The moment is vital because “we are trying to win the trust lost in our audiences. The help of the verification systems is giving us access to that truth,” said Trotti, speaking at the event on behalf of the IAPA.

And Renán Estenssoro, from the Foundation for Journalism, in Bolivia, pointed out that the disinformation trend is in crescendo because it is no longer just about the hoaxes that a few years ago flowed on social networks and message chains, and that were easily identifiable as false, but behind these there are engines that “work on well-made products” to confuse the population and even trick traditional media.

At the bottom of the stream of misinformation, Estenssoro sees “excessive doses of intolerance that have even contaminated the media.”

Media Opportunity

During the thematic axes developed in this II summit organized by the IAPA, the Foundation for Journalism of Bolivia, and the Desconfía Project, of Argentina, also supported by the International University of Florida, emphasis was placed on the work of journalists in contexts depression.

If the electoral processes and the pandemic have generated the greatest volume of false or distorted information, the Polígrafo work team, the verification center within the El Mercurio newspaper, in Chile, can teach the continent lessons.

The editor Cecilia Derpich explained how from 2019 to 2022 Chileans have gone through a continuous process of shocks that began with the social outbursts and that led to continuous electoral processes, each year to the point of an attempt to change the Constitution of Chile.

Each electoral process, he reaffirmed, has been loaded with work in the face of avalanches of misinformation, and his team has barely kept up with relocating manipulated photographs, finding the origin of distorted opinions and even diving into documents to try to give concrete explanations for manipulations.

“If we talk about a process of high tension and misinformation, Chile is an example,” said Derpich, who explained that this work process has led to the “consolidation” of standards in the newsroom and has fostered reader confidence, by present data with sufficient formative content to dismantle incorrect information.
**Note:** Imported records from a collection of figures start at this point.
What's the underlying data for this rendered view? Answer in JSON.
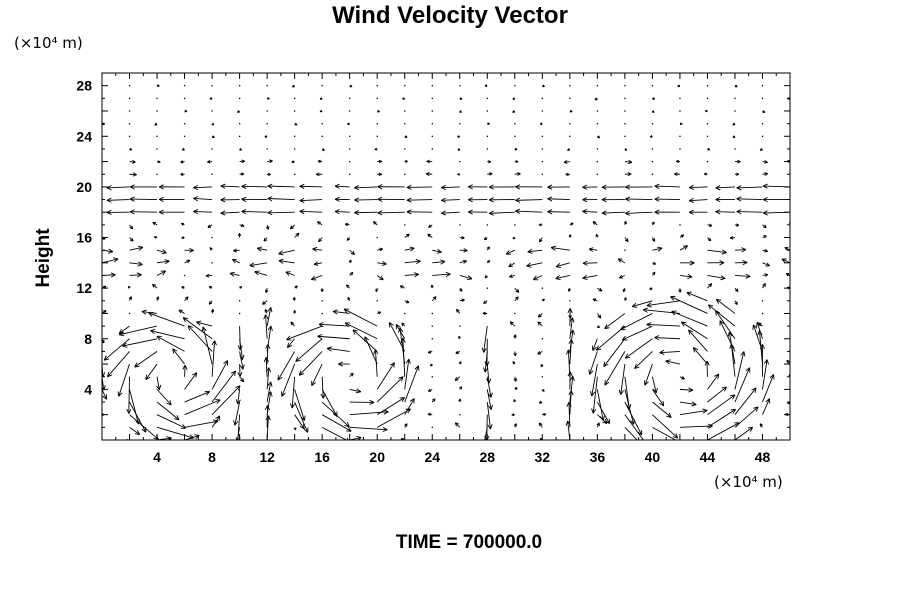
{
  "chart_data": {
    "type": "quiver",
    "title": "Wind Velocity Vector",
    "ylabel": "Height",
    "x_unit": "(×10⁴ m)",
    "y_unit": "(×10⁴ m)",
    "xlim": [
      0,
      50
    ],
    "ylim": [
      0,
      29
    ],
    "xticks": [
      4,
      8,
      12,
      16,
      20,
      24,
      28,
      32,
      36,
      40,
      44,
      48
    ],
    "yticks": [
      4,
      8,
      12,
      16,
      20,
      24,
      28
    ],
    "grid_spacing_x": 2,
    "grid_spacing_y": 1,
    "features": {
      "inversion_layer_height": 19,
      "vortices": [
        {
          "x_center": 5,
          "y_center": 5,
          "radius": 4.5
        },
        {
          "x_center": 18,
          "y_center": 5,
          "radius": 4.5
        },
        {
          "x_center": 42,
          "y_center": 5,
          "radius": 6.0
        }
      ]
    },
    "footer": "TIME = 700000.0"
  }
}
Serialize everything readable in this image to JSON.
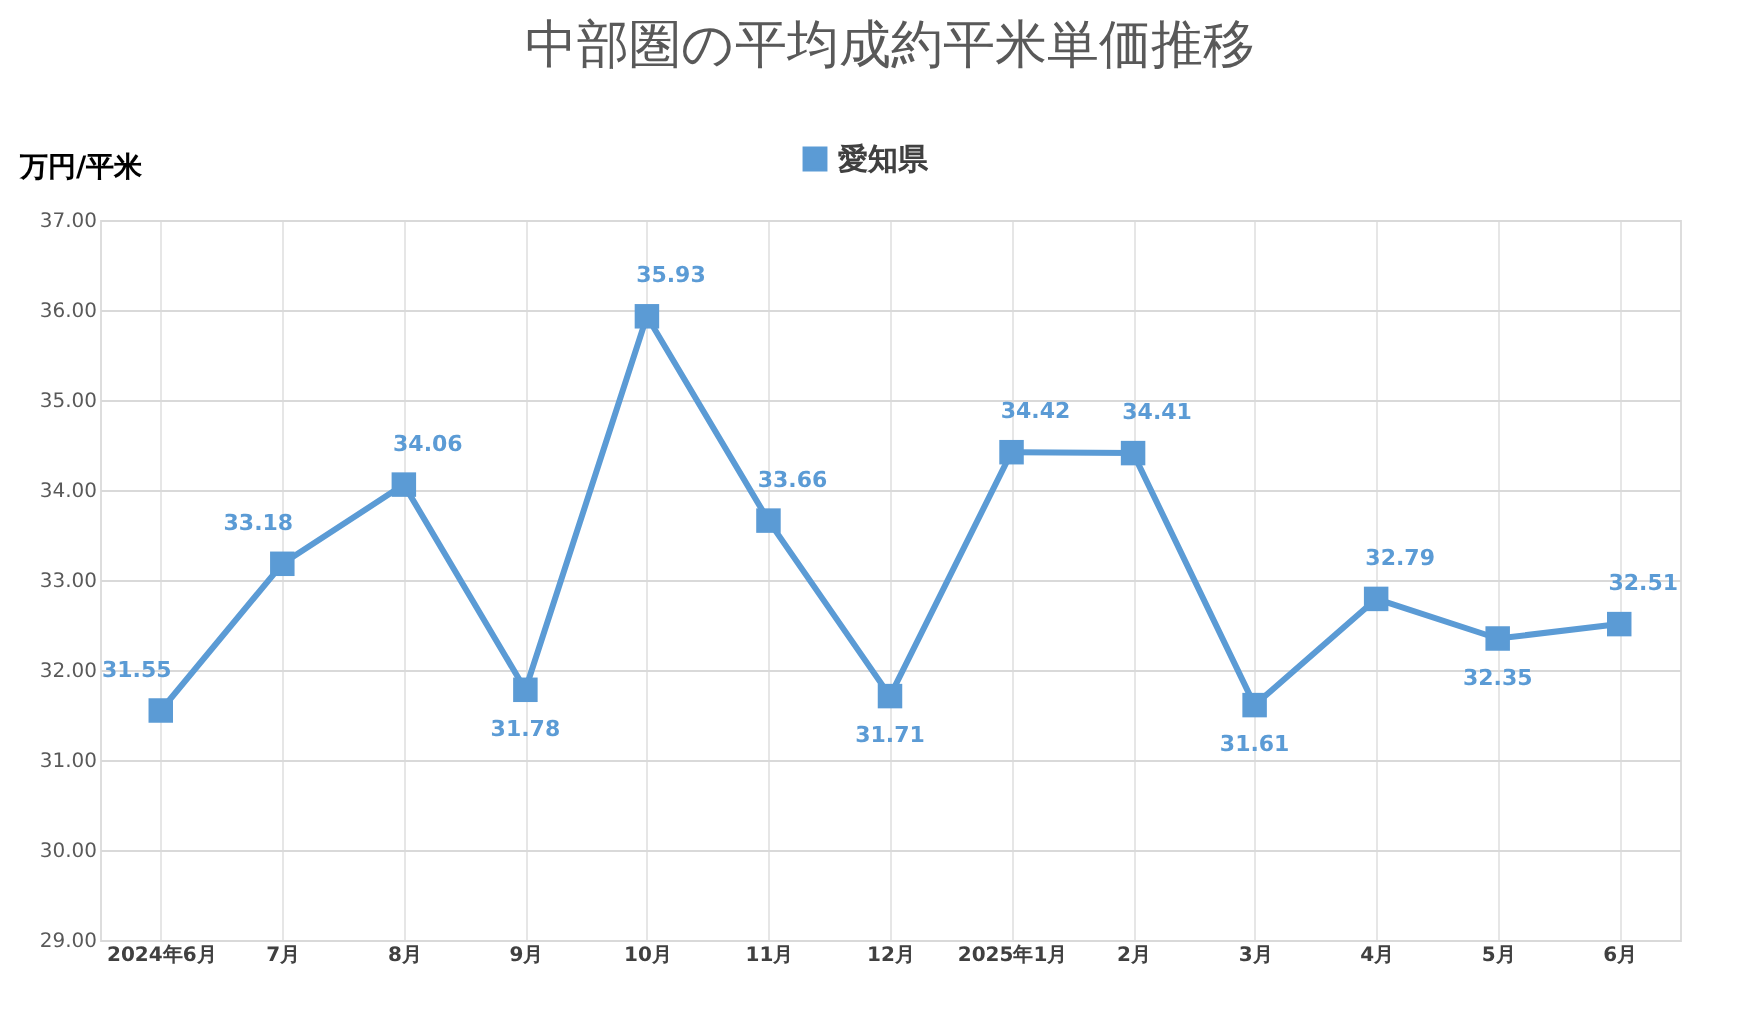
{
  "chart_data": {
    "type": "line",
    "title": "中部圏の平均成約平米単価推移",
    "ylabel": "万円/平米",
    "categories": [
      "2024年6月",
      "7月",
      "8月",
      "9月",
      "10月",
      "11月",
      "12月",
      "2025年1月",
      "2月",
      "3月",
      "4月",
      "5月",
      "6月"
    ],
    "series": [
      {
        "name": "愛知県",
        "color": "#5b9bd5",
        "values": [
          31.55,
          33.18,
          34.06,
          31.78,
          35.93,
          33.66,
          31.71,
          34.42,
          34.41,
          31.61,
          32.79,
          32.35,
          32.51
        ]
      }
    ],
    "ylim": [
      29,
      37
    ],
    "yticks": [
      {
        "value": 29,
        "label": "29.00"
      },
      {
        "value": 30,
        "label": "30.00"
      },
      {
        "value": 31,
        "label": "31.00"
      },
      {
        "value": 32,
        "label": "32.00"
      },
      {
        "value": 33,
        "label": "33.00"
      },
      {
        "value": 34,
        "label": "34.00"
      },
      {
        "value": 35,
        "label": "35.00"
      },
      {
        "value": 36,
        "label": "36.00"
      },
      {
        "value": 37,
        "label": "37.00"
      }
    ],
    "grid": true,
    "legend": "top",
    "marker": "square",
    "line_style": "solid",
    "data_labels": true
  }
}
These three years have also served Chileans to develop methodologies and separate fake news into different boxes, which are estimated at 44% and the rest are products with false or distorted information.
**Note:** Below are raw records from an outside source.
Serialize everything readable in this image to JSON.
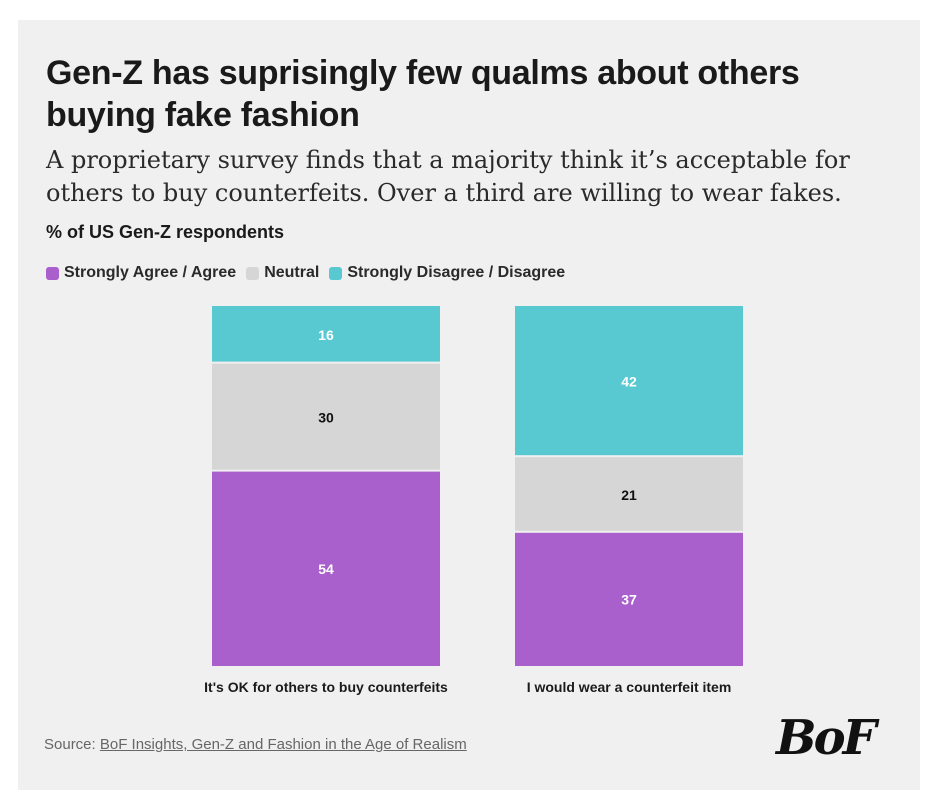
{
  "title": "Gen-Z has suprisingly few qualms about others buying fake fashion",
  "subtitle": "A proprietary survey finds that a majority think it’s acceptable for others to buy counterfeits. Over a third are willing to wear fakes.",
  "unit_label": "% of US Gen-Z respondents",
  "legend": [
    {
      "label": "Strongly Agree / Agree",
      "color": "#a95fcc"
    },
    {
      "label": "Neutral",
      "color": "#d6d6d6"
    },
    {
      "label": "Strongly Disagree / Disagree",
      "color": "#58c9d1"
    }
  ],
  "chart_data": {
    "type": "bar",
    "stacked": true,
    "normalized_to": 100,
    "categories": [
      "It's OK for others to buy counterfeits",
      "I would wear a counterfeit item"
    ],
    "series": [
      {
        "name": "Strongly Agree / Agree",
        "values": [
          54,
          37
        ],
        "color": "#a95fcc",
        "label_color": "#ffffff"
      },
      {
        "name": "Neutral",
        "values": [
          30,
          21
        ],
        "color": "#d6d6d6",
        "label_color": "#111111"
      },
      {
        "name": "Strongly Disagree / Disagree",
        "values": [
          16,
          42
        ],
        "color": "#58c9d1",
        "label_color": "#ffffff"
      }
    ],
    "title": "Gen-Z has suprisingly few qualms about others buying fake fashion",
    "ylabel": "% of US Gen-Z respondents",
    "ylim": [
      0,
      100
    ],
    "grid": false,
    "legend_position": "top-left"
  },
  "source": {
    "prefix": "Source: ",
    "link_text": "BoF Insights, Gen-Z and Fashion in the Age of Realism"
  },
  "logo": {
    "text": "BoF"
  }
}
The challenges are not minor because there is a “high flow of misinformation on social networks and tracking misinformation takes time, there is also a lack of public information” to counteract it, explained the director of Polígrafo; this despite the fact that Chile has an ecosystem of open freedom for journalists.

For her part, Natalia Leal, executive director of the LUPA Agency in Brazil, commented that if one could speak of moderate success in the fight against disinformation, it is because her team has had to make many adjustments along the way.

The electoral process that culminated in the election of Luiz Inácio Lula, on October 30, presented an opportunity to develop solid strategies and, best of all, foster alliances with the media to verify “and refute” with the same force through the channels where disinformation flows.

The project has managed to consolidate robust numbers of followers and content consumers on social networks: 197 million followers on Facebook, 440,000 on Instagram, 216 million on Twitter, plus the multiplier effect from users who share verifications.

But the physical and emotional cost of the team to deal with misinformation has been high, to the point of having to simultaneously develop “clinics” with experts in occupational health and human resources due to the anxiety generated by being on that battle line. .

Natalia Leal says that the “mental health of the team, coverage with analysis and impact” became a priority and led to “support even looking for personal concerns” to redefine the tasks “we had individual talks with specialists,” she said.

Similar examples can be seen in other countries in the region, which, when assessing the path taken, view the opportunity it offers the media to regain confidence in audiences and in the general public to be well informed as positive, but do not lose the perspective that the road is long and uneven.